On Tuesday, a Pakistani prosecutor for the state anti-graft agency, the National Accountability Bureau [for more background on the agency, read this past CHUP piece] announced he wanted corruption charges against PML-N head Nawaz Sharif taken up by the courts. However, reported Reuters, “Sharif says the corruption charges, filed against him after he was overthrown in 1999, were politically motivated.” The prosecutor, Zulfiqar Bhutta denied these charges, instead telling the news agency that he wanted the court to proceed according to the law, adding, “We have asked the court to review its decision … and fix a date for the hearing.”
Bhutta told the BBC Tuesday, “We expect the special judge Central Rawalpindi Courts to hear the case on 4 September,” two days before the slated Sept. 6th presidency election. PML-N spokesman Ahsan Iqbal said he hoped the PPP was not resorting to “blackmail,” telling Dawn Television, “The political process must show maturity and, particularly, the government must realize that these are tried, tested and failed tactics of the past.” Not surprisingly, Information Minister Sherry Rehman responded to such statements by asserting the charges against Sharif were not politically motivated because the PPP does “not pursue the politics of revenge.”
With the presidency elections fast-approaching, relations between former coalition partners, the PPP and PML-N, are becoming increasingly strained. Although PPP co-chairman Asif Ali Zardari is predicted to easily win Saturday’s presidency race, recent political developments have shown that his road to this slot will not be without its hurdles, [also see “Zardari’s Bumpy Road to the Presidency”]. In its coverage yesterday, Reuters reported the election will ultimately be a “three-way tussle” among the country’s main political parties. The news agency added, “Zardari’s main rival for president looks likely to be Saeeduzzaman Siddiqui, a former chief justice nominated by the party of former Prime Minister Nawaz Sharif.” The third candidate, Mushahid Hussain Sayed, a former government minister, is a top official from the “pro-Musharraf” party, the PML-Q. [Image from Reuters]
Although a “President Zardari” may be in the cards, this has not stopped numerous analysts and journalists from criticizing that outcome. In an op-ed in today’s Wall Street Journal, Bret Stephens wrote, “Just how bad is Mr. Zardari? It would be a relief if it were true that he was merely suffering from dementia, a diagnosis offered by two New York psychiatrists last year. But that diagnosis seems to have been produced mainly with a view toward defending himself against corruption charges in a British court.” He added, “Al Qaeda and the Taliban feed on chaos, and a Zardari presidency will almost certainly provide more of it. For Pakistanis, this is a self-inflicted wound and a rebuke to their democracy. For the rest of world, it’s a matter of hoping that Pakistan will somehow muddle through. For now, however, this looks like a Category 5 hurricane, dark and vast and visible just offshore.”

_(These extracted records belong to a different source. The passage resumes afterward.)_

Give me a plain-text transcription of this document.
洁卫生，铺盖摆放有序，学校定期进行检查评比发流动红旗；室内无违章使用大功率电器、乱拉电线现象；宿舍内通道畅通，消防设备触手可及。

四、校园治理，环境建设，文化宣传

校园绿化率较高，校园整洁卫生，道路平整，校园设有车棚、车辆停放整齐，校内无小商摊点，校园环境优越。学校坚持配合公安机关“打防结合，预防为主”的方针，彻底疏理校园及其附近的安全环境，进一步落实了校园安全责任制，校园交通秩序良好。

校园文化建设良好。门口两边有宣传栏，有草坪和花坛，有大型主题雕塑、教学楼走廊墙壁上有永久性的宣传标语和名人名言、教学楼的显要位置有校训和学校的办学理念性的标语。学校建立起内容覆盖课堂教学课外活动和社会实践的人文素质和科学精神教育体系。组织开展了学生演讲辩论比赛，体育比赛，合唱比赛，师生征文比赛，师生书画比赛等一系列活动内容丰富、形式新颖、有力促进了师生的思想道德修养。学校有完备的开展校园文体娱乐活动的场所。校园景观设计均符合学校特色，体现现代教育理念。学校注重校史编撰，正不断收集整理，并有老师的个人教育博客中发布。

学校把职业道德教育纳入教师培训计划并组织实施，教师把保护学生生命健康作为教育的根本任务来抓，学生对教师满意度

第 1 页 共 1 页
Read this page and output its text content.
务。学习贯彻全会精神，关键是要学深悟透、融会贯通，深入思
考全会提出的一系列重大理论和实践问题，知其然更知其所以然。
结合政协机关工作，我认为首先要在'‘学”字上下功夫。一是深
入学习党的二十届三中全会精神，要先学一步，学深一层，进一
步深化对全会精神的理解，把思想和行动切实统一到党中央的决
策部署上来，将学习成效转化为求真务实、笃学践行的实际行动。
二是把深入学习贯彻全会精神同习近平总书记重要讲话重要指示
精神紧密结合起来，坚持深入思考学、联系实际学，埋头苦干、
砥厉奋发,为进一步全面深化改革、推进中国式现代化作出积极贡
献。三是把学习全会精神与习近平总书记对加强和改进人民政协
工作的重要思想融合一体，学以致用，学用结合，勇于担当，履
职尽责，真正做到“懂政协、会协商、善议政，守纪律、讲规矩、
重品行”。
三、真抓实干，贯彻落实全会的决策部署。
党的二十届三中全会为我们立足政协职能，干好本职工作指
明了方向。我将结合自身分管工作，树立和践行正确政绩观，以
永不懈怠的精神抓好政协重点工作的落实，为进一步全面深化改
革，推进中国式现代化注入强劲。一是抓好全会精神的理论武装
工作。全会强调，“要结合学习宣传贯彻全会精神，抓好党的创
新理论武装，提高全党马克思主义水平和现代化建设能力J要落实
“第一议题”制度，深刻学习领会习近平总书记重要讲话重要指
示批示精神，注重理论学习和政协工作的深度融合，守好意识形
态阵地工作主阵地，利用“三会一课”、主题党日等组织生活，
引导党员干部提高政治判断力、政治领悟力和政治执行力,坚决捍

In his Sunday piece for Dawn, columnist Ardeshir Cowasjee called a Zardari presidency, “a bloody mess,” citing a past editorial in the UK Independent that assessed, “Even by the notoriously low standards of South Asian politics, Asif Ali Zardari, leader of the PPP, is a compromised figure, dogged by corruption charges. So it is hard to be enthused by the PPP’s decision to nominate its leader as the country’s next president.” Cowasjee further asserted,
Zardari and his sycophantic supine political party must ask themselves if he truly qualifies to be a head of state. He has five days in which to prove himself a patriot and a democrat. Democracy, no matter what the party slogan may proclaim, is not a form of revenge and for him to carry through his ambition (which he has nursed ever since he made up his mind to rid himself of Musharraf) would be an act of vengeance upon his country and its people.
Not all journalists subscribe to that same belief, however. On Tuesday, Dawn’s Kamran Shafi [who previously called Zardari’s decision to run for presidency a “bad idea”], took issue with Cowasjee’s piece, defending Zardari’s “right” to stand in the presidential poll. However, he wrote:
My advice to Asif even at this late hour is to, even now, restore the judges according to the Bhurban Declaration, remove Article 58-2(b); stand back from this election and put his weight behind an apolitical person acceptable to the PML-N. There are ways and ways to have the election postponed by a month. And therefore woo back his ‘elder’ brother to keep the Great Coalition alive. The PPP and the PML-N, hand in hand, can jointly do what no other combination can. Then just watch the dictatorship die its well-deserved and instant death.
Among the number of pieces I have read in the past week, very few have been purely optimistic in their assessment of a ‘President Zardari.’ Readers of this site also voted overwhelmingly against such a development, [see previous CHUP poll]. Of the 100 people who voted in the poll, 80% felt that if Zardari was elected it would be “the worst decision for Pakistan.” Only 6% felt he deserved the position. The political power struggle that is certain to ensue between the PPP and the PML-N if a solution is not reached is troubling, to say the least.